News:

Masm32 SDK description, downloads and other helpful links
Message to All Guests
NB: Posting URL's See here: Posted URL Change

Main Menu

ReadFile Confusion! Please help!

Started by GuruSR, August 08, 2016, 12:45:25 PM

Previous topic - Next topic

GuruSR

Well, first off, been a few years since I was here last.  Though am back again, to ask for "old man's assistance" (no, not that kind).

Anyhow, I'm working on a DLL that does 2 things:

Readfile byte by byte to pull in text, sounds simple, but, it actually monitors quotes and ignores crlfs inside of quotes and also ignores "escaped quotes" inside.  Or at least it *should*, but sadly, what I'm getting back is 1 byte read and it's 00h.  So not helpful.

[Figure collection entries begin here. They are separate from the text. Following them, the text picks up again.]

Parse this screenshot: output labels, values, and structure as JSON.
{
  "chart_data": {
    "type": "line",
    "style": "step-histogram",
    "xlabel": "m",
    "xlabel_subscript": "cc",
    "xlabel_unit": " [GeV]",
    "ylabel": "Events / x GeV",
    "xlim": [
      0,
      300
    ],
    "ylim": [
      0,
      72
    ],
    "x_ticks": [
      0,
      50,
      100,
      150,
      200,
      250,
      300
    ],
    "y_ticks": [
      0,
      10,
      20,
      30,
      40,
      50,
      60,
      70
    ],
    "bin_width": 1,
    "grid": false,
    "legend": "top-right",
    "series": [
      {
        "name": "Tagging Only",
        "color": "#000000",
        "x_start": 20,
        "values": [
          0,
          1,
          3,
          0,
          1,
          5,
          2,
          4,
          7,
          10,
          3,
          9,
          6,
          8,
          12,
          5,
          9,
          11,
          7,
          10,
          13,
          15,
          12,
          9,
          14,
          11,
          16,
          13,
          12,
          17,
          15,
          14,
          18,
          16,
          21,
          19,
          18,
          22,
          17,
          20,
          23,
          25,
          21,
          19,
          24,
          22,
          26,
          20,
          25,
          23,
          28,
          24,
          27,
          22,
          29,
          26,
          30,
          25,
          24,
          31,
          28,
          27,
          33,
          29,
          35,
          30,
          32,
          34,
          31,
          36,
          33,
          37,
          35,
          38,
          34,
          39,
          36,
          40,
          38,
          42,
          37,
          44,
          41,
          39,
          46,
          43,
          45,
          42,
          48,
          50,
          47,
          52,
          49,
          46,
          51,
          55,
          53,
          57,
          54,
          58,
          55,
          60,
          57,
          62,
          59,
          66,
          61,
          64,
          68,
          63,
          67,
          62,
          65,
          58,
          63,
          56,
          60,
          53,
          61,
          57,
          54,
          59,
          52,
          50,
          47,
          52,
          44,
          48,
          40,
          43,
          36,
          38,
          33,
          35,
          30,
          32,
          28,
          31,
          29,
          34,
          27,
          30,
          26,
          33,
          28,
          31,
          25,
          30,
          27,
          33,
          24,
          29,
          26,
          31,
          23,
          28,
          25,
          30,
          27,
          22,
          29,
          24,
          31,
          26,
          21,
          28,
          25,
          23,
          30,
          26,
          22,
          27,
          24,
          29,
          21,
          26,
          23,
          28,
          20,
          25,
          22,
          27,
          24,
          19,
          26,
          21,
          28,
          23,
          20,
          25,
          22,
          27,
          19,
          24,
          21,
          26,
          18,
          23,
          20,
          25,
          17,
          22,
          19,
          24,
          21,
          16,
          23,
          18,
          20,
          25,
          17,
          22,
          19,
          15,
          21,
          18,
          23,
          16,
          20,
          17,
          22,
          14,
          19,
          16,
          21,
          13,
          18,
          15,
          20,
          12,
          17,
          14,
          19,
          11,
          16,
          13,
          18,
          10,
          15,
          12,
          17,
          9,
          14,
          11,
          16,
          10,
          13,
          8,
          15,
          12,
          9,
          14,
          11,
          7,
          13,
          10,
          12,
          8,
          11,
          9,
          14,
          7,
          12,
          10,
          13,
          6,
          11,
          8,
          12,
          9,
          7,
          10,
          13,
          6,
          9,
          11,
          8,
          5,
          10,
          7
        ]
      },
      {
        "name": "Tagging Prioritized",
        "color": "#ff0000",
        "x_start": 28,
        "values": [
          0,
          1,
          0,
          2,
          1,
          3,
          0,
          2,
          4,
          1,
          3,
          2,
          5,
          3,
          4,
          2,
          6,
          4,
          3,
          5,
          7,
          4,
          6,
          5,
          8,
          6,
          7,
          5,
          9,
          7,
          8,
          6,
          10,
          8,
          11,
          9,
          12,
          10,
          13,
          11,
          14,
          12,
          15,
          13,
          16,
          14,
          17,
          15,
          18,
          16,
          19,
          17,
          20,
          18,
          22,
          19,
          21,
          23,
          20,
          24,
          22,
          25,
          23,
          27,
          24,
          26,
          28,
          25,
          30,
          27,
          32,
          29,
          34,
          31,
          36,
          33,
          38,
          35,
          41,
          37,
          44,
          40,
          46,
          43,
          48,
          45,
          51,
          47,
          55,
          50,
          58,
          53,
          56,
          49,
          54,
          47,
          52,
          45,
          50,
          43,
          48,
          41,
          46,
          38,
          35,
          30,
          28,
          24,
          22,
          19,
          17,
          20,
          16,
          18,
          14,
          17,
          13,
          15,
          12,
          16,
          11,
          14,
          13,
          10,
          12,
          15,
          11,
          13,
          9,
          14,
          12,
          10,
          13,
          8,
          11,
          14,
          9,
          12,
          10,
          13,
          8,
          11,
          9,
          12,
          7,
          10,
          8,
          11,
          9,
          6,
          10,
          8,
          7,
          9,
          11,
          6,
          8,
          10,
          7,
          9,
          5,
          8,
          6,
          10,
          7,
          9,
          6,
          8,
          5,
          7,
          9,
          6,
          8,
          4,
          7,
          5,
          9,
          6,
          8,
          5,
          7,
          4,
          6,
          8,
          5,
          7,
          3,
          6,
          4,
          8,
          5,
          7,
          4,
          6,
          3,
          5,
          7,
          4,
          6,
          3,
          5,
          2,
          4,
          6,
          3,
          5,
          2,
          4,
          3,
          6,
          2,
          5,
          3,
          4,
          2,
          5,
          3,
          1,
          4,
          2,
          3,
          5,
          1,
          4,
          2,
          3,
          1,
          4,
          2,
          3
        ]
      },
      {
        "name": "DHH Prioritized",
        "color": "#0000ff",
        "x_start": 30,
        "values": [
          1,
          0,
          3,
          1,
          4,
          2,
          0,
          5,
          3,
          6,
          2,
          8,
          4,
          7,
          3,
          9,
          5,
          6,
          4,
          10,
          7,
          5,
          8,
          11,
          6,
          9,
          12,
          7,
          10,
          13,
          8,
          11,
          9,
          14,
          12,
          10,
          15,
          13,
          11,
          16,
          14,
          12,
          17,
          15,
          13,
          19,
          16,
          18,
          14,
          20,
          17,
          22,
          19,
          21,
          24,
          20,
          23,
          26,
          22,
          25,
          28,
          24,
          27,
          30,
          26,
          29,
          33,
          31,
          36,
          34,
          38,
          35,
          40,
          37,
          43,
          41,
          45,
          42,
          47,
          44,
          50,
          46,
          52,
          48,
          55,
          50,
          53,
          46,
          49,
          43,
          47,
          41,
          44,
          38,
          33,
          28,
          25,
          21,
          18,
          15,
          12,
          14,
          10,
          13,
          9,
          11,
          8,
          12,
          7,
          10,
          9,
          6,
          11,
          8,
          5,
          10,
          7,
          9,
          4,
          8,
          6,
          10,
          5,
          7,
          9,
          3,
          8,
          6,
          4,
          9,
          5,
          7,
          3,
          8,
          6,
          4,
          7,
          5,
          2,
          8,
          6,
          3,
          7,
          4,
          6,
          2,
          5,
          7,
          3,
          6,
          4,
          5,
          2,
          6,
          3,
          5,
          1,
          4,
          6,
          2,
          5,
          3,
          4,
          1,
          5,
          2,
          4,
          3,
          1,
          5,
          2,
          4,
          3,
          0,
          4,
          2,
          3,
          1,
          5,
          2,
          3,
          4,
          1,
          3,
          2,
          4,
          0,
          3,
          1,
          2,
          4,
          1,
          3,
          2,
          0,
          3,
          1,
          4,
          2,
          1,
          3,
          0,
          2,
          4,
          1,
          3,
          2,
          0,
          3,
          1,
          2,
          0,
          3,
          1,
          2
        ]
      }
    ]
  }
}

Secondly, it takes a buffer and an offset into that buffer and returns the following "line" inside that buffer (untested since I haven't gotten the first one to work yet).


.Data?
bQuote Byte ?   ; Whether or not we're in "Quotes".
bLast Byte ?   ; Last character, used to see if we have crlf or \"
Write DWord ?   ; Current offset in the Buffer where I'm writing/reading.
EndBF DWord ?    ; End of the buffer (Buffer + BufferLen)
Count DWord ?   ; It'll be 1 or 0 (0 meaning nothing left).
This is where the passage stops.